Back when I was writing Rhymes with Ranga, I had a lot of random, crazy thoughts. I was in college and literally did nothing all day but think of ridiculous shit. I feel like I lost that when I started working, but I want to get back to it. Tweeting, and starting weird hypothetical arguments with my friends and then writing about it. I looked back at some of my old drafts from a few years ago and added them here. I also sprinkled in some of my modern day thoughts:
- Why hasn’t a comedy movie ever won an Oscar for Best Picture? Has one ever even been nominated? I know the “academy” is super stuffy and ritzy art people who think silent films are a god send. But, has anyone ever been in an Academy Board Room meeting and been like “Hey guys, I thought Superbad was pretty good.” He would get kicked out immediately.
- I knew I officially became a grown up when I went into a ski house for the weekend and realized the bottom bunk is way more convenient
- You know what’s hilarious about growing up and becoming an adult? We still have firedrills. Like you’d think by the time you’re 18, you’d realize fire drills don’t do shit. Even when I was like 10 years old at school during firedrills, I was like “Yeah, this isn’t going to do shit if a fire ever actually happens. “OK EVERYONE THERE IS A FIRE SO LET’S GET IN AN ORDERLY SINGLE-FILE LINE IN ALPHABETICAL ORDER. NO TOMMY YOUR LAST NAME STARTS WITH AN S YOU HAVE TO GO BEHIND JESSICA. OK AND WE’RE GOING TO “WALK” DOWN THE HALLW… TOMMY NO RUNNING!” I swear to God, I once got detention for running during a fire drill. For running! During a FIRE! I was like, if anything Mrs. Durkin, I demonstrated perfect firedrill behavior. I didn’t say that, because I was 11. But it would’ve been cool if I did. All I’m saying is fire drills are stupid. So are seat belts on airplanes.
- Hey I have a question. Why do we translate country names into English? Like who decided to call that it Germany? That shit’s called fucking Deutschland, where the hell did we get “Germany” from? You know? It’s not even remotely close.
- The other night my friend gave me shit for drinking a beer with a straw. I don’t understand why that was looked down upon. At a bar, that’s different. But if I’m at the Knicks game, or on the train home from work, and a straw is an option? Hell yeah I’m gonna drink my beer with a straw. You kidding? It goes down faster, it’s cleaner, and you don’t have to raise your arm all the way up to your face. That’s 3 pros and 0 cons. Yeah, you look like a pussy – but it’s practical is all I’m trying to say. We should really change the way we view straws as a society.I also think wine should come in Capri Sun packets. But that’s a different discussion for a different time.

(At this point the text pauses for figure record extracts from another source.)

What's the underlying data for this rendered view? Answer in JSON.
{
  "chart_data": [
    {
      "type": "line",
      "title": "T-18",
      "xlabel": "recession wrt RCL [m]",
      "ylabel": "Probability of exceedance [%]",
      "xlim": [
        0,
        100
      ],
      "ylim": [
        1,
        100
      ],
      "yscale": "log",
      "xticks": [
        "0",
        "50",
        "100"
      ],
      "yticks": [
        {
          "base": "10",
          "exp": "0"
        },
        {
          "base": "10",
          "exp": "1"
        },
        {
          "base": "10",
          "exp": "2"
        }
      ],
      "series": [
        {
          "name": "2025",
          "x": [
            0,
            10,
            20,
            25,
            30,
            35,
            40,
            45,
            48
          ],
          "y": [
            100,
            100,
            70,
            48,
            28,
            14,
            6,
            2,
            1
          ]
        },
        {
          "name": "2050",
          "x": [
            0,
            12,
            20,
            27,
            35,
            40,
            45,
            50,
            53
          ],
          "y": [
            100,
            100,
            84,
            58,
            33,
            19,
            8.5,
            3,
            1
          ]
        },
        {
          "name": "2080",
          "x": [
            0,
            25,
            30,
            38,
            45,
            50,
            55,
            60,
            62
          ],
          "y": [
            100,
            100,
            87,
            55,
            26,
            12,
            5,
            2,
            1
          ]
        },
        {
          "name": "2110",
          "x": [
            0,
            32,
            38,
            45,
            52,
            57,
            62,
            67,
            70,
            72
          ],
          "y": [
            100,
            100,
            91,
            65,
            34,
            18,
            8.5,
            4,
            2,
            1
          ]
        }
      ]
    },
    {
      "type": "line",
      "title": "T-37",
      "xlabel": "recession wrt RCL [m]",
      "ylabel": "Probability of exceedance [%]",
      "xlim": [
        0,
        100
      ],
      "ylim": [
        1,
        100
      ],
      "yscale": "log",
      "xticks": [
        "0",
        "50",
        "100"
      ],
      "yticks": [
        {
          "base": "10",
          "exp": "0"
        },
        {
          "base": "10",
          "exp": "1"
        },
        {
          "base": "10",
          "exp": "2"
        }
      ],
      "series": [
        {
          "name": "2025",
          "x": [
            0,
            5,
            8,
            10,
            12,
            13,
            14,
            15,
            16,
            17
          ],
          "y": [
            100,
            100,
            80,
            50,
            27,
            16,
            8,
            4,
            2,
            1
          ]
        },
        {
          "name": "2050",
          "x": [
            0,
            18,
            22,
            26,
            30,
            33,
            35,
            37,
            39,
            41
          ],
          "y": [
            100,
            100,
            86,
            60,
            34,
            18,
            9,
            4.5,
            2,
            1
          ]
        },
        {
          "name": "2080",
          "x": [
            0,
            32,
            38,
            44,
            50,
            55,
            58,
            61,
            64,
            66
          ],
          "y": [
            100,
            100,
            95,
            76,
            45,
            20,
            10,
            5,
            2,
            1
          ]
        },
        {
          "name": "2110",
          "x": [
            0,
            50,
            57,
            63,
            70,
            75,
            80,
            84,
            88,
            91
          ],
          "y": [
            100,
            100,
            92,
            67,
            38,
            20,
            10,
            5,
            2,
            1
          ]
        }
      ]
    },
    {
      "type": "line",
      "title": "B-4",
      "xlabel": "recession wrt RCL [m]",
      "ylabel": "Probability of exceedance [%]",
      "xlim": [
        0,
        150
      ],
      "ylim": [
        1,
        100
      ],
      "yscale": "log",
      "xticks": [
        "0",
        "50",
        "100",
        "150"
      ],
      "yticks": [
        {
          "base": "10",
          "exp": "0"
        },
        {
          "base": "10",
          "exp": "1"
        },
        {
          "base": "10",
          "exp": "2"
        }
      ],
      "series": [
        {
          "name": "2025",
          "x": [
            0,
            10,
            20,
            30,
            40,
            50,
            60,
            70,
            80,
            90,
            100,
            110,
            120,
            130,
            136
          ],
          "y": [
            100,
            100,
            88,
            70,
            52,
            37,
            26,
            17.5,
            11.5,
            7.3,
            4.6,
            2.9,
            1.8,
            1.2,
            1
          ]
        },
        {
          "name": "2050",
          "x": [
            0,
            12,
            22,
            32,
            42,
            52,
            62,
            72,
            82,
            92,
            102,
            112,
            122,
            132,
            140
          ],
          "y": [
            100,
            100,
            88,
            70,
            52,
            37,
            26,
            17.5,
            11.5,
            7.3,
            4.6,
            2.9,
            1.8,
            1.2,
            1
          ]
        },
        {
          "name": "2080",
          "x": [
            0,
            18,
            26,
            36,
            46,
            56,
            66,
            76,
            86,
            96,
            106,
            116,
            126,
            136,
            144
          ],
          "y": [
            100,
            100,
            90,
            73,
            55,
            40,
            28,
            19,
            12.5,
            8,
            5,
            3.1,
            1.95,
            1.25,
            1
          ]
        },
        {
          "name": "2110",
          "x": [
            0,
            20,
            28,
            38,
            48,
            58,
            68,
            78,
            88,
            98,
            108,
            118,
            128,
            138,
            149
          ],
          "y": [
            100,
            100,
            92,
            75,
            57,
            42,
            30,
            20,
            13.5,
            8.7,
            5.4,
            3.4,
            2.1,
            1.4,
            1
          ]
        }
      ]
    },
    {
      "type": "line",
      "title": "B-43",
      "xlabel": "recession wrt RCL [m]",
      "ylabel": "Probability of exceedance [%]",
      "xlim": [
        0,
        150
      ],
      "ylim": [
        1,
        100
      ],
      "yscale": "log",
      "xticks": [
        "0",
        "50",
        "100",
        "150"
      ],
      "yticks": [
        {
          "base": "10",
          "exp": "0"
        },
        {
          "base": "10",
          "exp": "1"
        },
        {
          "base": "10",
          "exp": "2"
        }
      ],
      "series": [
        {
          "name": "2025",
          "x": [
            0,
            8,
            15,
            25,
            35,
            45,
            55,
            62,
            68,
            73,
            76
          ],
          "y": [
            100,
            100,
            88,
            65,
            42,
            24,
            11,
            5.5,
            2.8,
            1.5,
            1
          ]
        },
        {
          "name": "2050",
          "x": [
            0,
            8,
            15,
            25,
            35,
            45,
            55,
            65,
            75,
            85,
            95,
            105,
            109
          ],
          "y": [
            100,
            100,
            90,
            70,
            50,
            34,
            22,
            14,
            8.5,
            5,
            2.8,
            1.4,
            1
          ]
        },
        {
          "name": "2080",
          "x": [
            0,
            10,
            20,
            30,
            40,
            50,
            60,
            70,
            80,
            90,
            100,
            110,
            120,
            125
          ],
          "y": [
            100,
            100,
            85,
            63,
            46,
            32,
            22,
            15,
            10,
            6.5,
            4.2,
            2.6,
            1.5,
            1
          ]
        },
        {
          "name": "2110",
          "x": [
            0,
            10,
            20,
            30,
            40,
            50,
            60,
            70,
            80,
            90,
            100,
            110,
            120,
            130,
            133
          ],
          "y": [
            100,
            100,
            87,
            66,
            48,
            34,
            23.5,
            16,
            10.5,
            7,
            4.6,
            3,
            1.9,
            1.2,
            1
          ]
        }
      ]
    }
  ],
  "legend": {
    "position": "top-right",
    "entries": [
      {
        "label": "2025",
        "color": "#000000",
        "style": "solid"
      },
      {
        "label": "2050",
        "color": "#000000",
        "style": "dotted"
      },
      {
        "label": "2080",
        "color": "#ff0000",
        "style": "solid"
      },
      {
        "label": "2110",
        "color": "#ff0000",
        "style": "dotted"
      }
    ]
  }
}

- The amount of people who talk to themselves in New York City is insane. Like statiscally it should be way lower. I probably see like 6 people a day who are talking to themselves – that’s how many you should see in like a decade. And it’s not even crazy homeless people or crackheads, it’s normal people like in the deli or in the elevator or on the subway. What is this city doing to people?
- It must have been so nice to be a scientist back in like the 1600’s. You could have just observed the most obvious thing that no one noticed yet and just slap your name on it, and boom, your famous for having a “theory.” Ever heard of the Doppler Effect? You know the sound cars makes when they pass by you? Yeah, this guy just said, “Hey, the sound gets louder as it comes closer to you!” Slapped his name on it and now he’s in every textbook. Then again, Galileo was like “Yo, we revolve around the sun” and everyone was like “SATAN!!! KILL HIM!” So maybe it wasn’t so easy back then. What do I know?
- I’ve completely changed my views on the whole “Merry Christmas” vs. “Happy Holidays” argument. When I was young and naive I thought everyone should say Merry Christmas. I don’t know why, but I did. In the past few years I started saying “Happy Holidays” because hey, what’s the big fucking deal? I don’t wanna upset anyone. We should all be happy and nice. But recently I was at the grocery store and some guy says to me in the most obnoxious tone “Hey! Merry Christmas” and gives me a wink and a look that says “Am I right???” Like, he was saying “Hey, us Christians gotta stand together and not give in to this politically correct bullshit.” And that’s when I was like, you know what? Fuck those people. Because if I was on the other side, I wouldn’t be offended by someone saying that to me, and it never was that way. But now, since it’s become such a larger subject, those people who INSIST on saying Merry Christmas are just assholes. Psst… our President.
- One thing we all have in common as human beings – no matter where you go in any corner of the world. We all will give the same answer when asked the definition of a noun.
- Alright someone’s gotta say it. Chocolate ice cream tastes nothing like chocolate.